Le professeur Bruno Deffains (*) a rédigé un rapport sur l'impact de l'arrivée de Free Mobile dans les télécoms en termes d'emplois. C'est la 1ère étude sérieuse sur le sujet. Elle explique très bien l'évolution du secteur avant de formuler des hypothèses et de livrer les conséquences possibles et chiffrées du « tsunami Free ».
L'étude rappelle d'abord que trois niveaux d'emplois sont à distinguer : les emplois internes, à l'intérieur même des opérateurs, les emplois directs, ceux générés par les opérateurs auprès de leurs partenaires de 1er rang (distributeurs, administrations, fournisseurs), les emplois induits enfin, ceux créés chez les partenaires des partenaires de 1er rang. Toute variation des emplois dans le secteur se fait donc par rapport à une valeur de référence, celle qui additionne les trois types d'emplois sur l'année 2011.
L'étude évalue le chiffre d'affaires total des opérateurs mobiles à 23,7 milliards d'euros, leur valeur ajoutée créée à 5,1 milliards d'euros, les emplois internes à 24 000. Pour les partenaires de 1er rang, la valeur ajoutée créée est de 7,8 milliards d'euros, les emplois directs à 130 000. Quant aux autres partenaires, leur valeur ajoutée se monte à 12,9 milliards d'euros, les emplois s'élèvent à 191 000.
Au total, l'activité mobile a dégagé, en 2011 en France, une valeur ajoutée de 25,8 milliards d'euros (somme des 3 valeurs ajoutées des trois secteurs) et 345 000 emplois.
Les effets de Free Mobile sur la facture
Après cette analyse de base, l'étude scrute les effets économiques de l'arrivée de Free Mobile.

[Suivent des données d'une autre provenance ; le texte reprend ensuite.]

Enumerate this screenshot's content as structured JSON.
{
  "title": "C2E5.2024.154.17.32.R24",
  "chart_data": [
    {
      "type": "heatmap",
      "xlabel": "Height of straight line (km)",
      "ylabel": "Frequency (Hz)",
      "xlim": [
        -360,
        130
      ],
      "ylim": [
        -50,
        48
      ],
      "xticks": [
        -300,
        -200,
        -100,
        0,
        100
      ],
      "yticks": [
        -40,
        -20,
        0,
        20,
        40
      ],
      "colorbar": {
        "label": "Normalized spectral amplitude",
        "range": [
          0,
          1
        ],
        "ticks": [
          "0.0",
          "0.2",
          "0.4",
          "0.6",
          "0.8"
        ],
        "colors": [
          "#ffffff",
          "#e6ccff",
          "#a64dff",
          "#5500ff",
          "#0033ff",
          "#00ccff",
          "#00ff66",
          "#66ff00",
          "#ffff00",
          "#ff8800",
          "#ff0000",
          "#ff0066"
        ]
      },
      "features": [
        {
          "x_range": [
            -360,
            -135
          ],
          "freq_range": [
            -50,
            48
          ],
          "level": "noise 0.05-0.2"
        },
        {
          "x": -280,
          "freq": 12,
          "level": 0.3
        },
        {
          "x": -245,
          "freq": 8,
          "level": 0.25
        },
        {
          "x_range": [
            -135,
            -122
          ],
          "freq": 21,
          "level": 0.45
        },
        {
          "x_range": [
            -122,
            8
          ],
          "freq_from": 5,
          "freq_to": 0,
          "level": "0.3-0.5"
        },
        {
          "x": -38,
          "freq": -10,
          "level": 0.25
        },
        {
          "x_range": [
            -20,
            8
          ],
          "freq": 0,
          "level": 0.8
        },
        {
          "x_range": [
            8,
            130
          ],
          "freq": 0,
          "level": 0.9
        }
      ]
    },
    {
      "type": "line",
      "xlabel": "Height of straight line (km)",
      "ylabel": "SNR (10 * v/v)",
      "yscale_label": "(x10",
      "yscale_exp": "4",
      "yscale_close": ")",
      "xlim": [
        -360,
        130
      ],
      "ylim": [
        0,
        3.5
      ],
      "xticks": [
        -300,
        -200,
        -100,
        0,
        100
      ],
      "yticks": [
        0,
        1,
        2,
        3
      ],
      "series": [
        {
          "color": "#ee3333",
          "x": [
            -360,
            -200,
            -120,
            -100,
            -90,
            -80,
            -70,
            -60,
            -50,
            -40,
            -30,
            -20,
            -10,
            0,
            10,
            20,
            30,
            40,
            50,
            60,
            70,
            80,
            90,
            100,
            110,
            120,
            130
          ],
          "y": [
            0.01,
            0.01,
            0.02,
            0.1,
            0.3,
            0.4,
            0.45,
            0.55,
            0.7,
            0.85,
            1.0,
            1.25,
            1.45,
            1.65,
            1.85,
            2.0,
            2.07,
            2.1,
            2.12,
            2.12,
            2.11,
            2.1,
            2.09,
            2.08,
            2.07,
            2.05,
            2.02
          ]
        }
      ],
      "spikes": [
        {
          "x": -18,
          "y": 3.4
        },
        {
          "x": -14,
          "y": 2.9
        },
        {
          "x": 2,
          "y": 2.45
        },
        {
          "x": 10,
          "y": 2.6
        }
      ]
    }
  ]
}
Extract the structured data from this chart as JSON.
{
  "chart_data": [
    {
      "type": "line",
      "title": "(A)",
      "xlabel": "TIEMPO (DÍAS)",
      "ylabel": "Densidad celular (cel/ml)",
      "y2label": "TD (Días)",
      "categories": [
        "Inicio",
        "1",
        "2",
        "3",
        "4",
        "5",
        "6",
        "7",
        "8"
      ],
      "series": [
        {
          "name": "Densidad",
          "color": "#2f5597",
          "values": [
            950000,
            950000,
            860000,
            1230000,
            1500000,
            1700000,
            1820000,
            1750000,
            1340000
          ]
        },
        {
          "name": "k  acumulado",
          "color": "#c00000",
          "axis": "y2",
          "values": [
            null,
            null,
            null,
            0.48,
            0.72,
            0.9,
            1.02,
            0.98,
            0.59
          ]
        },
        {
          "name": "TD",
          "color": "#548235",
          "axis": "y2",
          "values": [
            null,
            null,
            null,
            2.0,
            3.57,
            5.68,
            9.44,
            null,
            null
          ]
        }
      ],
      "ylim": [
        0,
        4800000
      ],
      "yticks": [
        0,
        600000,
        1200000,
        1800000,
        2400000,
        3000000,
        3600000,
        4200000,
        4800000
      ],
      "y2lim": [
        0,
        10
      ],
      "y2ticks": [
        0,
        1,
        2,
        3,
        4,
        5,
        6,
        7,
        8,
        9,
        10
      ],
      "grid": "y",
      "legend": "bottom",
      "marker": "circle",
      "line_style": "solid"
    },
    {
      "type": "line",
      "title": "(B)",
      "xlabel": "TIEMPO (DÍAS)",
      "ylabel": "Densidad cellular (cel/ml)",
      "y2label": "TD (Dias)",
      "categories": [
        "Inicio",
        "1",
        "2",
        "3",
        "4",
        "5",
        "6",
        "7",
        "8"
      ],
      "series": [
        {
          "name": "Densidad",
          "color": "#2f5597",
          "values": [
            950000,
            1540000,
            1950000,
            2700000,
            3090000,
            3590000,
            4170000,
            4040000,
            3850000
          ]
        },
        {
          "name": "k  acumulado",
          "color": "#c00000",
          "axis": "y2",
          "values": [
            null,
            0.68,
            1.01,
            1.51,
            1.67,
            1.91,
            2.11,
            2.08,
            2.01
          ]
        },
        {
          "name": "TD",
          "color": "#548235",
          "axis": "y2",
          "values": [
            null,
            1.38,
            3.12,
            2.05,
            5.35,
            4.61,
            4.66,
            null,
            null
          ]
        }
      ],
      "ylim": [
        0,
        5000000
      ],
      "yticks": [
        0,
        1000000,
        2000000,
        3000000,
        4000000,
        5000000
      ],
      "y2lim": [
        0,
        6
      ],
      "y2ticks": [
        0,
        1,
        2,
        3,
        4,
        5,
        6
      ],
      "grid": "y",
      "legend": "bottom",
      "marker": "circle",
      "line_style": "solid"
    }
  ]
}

D'abord sur la facture. Celle-ci était de 29,5 euros par mois en moyenne en 2011, dont 4,9 euros pour l'achat du terminal. L'impact principal de Free Mobile porte donc sur cette facture. « Deux ruptures distinctes enregistrées sur le marché doivent être prises en compte : 1) la rupture sur les prix avec une baisse de 50% sur les offres équivalentes ; 2) la rupture sur le service de base offert : offre sans terminaux, pas de boutiques etc... ». L'étude estime ainsi que la baisse totale du chiffre d'affaires du secteur mobile atteindrait 6,5 milliards d'euros, sur deux ans, soit une baisse de 30,9%.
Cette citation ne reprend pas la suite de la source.